Eh oui dans notre midi on fait la sieste, même à 10 heures du matin !!!
Mais c'était plus par le fait qu'à force de taper dessus avec le ballon, les portes de grandes tailles prenaient du jeu sur leurs gongs.
Comme les casseurs n'étaient pas les payeurs alors on préférait chasser les intrus.
Alors si on nous faisait partir d'un endroit, on allait automatiquement à un autre et vice versa.
Au bas des écoles il y avait un champ à peu près plat, communément appelé l'Aire, où se trouvait la remise appartenant à M. et Mme Milleto Casimir. C'était un peu notre terrain de sport, là, nous pouvions taper dans le ballon sans nous faire houspiller (rouspéter).
S'il pouvait parler il vous dirait qu'il en a vu des parties et des parties se jouer et je dois dire qu'une fois ce n'est pas le ballon qui a reçu mon coup de pied mais une grosse pierre enfoncée dans le sol et qui me l'a rendu.
Je m'étais fait une entorse à la cheville avec pour résultat : celle-ci est vite devenue énorme et douloureuse au toucher. Après être rentré chez moi, tant bien que mal avec l'aide de Vincent, j'ai eu droit au bain d'eau salé et massage avec une pommade. La douleur ne se maîtrisait pas, cela me donnait mal à la tête, des sensations de chaleur et des envies de vomir.
On nous a conseillé d'aller voir M. Usseglio Alexandre, dit "Cendrin", il faisait, grâce à ses dons, office de rebouteux.
Il habitait, au centre du village, rue des Écoles.
Il avait travaillé en son temps à la mine.
Après être monté chez lui, par un petit escalier, je lui faisais part de ma souffrance : Il m'a fait asseoir, remonter le bas de mon pantalon et il passa ses mains sur ma cheville endolorie et sur mon pied. Sa femme, Juliette, était restée là comme pour me rassurer devant les gestes étranges de son mari.
J'avais une impression de chaleur en sentant ses doigts et ses mains qui glissaient, qui frottaient et qui pétrissaient ma peau mais sans en ressentir de douleur et aussi une sensation de froid, étonnant !
Au fur et à mesure que le temps passait cette impression de température avait l'air de s'estomper, je ne sentais plus ses doigts et ses mains. Il me regarda dans les yeux avec un sourire énigmatique comme pour m'expliquer qu'il ne voyait rien de plus à faire et en me faisant comprendre qu'il avait fini et que je pouvais me mettre debout.
Tout cela sans dire un mot !
J'avais une appréhension et en posant le pied comme pour me rassurer ...
Je me disais que j'avais mal et le mal ne venait pas, où était-il ?

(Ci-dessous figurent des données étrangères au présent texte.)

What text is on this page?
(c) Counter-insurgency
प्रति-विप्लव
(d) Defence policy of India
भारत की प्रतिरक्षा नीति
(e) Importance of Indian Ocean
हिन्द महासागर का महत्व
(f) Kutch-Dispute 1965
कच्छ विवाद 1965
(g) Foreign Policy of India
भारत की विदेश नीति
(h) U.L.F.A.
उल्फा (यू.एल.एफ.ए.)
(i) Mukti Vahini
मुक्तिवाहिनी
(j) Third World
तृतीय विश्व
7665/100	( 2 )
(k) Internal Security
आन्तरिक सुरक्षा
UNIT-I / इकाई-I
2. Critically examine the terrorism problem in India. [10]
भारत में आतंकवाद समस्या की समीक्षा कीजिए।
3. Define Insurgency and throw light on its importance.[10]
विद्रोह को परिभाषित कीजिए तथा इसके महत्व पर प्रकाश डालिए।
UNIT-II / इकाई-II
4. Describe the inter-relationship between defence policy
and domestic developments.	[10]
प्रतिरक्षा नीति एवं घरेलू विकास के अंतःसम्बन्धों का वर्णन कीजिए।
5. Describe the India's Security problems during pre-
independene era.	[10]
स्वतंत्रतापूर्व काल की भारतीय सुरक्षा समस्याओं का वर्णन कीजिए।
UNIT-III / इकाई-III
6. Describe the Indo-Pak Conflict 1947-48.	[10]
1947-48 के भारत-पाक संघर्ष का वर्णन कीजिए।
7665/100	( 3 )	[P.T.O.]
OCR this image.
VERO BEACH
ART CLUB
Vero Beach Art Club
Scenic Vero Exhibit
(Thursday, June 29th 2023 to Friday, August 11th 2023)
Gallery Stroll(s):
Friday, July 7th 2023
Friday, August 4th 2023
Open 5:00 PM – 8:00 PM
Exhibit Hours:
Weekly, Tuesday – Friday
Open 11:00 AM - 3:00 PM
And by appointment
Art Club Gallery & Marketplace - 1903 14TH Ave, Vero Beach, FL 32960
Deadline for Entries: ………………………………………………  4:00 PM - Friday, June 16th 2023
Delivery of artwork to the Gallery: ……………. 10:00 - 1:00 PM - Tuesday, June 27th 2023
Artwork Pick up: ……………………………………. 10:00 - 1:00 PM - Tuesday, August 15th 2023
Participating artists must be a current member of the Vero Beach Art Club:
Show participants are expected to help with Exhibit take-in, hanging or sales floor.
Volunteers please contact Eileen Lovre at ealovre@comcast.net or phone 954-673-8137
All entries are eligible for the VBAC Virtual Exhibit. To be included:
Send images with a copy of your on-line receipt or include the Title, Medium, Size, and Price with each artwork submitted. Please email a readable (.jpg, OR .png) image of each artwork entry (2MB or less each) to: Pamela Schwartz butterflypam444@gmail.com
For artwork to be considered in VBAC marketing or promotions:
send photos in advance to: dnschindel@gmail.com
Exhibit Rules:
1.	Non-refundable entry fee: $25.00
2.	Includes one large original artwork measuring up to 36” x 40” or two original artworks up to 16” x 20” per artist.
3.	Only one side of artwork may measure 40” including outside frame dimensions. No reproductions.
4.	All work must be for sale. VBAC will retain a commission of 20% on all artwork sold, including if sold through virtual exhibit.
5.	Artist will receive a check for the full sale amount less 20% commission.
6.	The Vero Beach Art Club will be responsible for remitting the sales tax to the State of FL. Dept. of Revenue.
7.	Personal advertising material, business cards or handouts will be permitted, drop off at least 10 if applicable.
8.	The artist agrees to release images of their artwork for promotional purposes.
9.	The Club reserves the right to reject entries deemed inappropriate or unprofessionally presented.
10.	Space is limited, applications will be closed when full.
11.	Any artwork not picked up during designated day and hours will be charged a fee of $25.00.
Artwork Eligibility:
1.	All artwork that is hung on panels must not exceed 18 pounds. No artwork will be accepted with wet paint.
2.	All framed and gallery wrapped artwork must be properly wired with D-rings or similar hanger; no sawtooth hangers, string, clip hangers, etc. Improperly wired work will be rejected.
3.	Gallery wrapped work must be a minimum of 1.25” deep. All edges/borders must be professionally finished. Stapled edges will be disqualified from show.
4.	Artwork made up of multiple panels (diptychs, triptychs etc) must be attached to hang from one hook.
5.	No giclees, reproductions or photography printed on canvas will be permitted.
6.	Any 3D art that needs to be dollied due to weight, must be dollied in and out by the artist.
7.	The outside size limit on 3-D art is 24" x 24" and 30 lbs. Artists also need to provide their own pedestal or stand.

Il avait, sans radiographies ni scanner, sans pommade, uniquement avec ses seules mains, effectué à sa façon, une opération banale ...
Remettre en place d'une façon naturelle ce que la nature en avait décidé autrement !
Je me rappelle encore de ce jour où je suis allé, un midi, déranger une famille pour me faire remettre en place une cheville.
Dans cette maison la vie s'est arrêtée pour s'occuper uniquement de moi de plus j'y ai trouvé un réconfort, une aide et une amitié.
C'est pour moi la définition de rendre service.
Merci à cette famille de m'avoir donné tout cela !
... // ...
Jean-Pierre Rimbaud
Des doigts d'or pour un pied d'argile.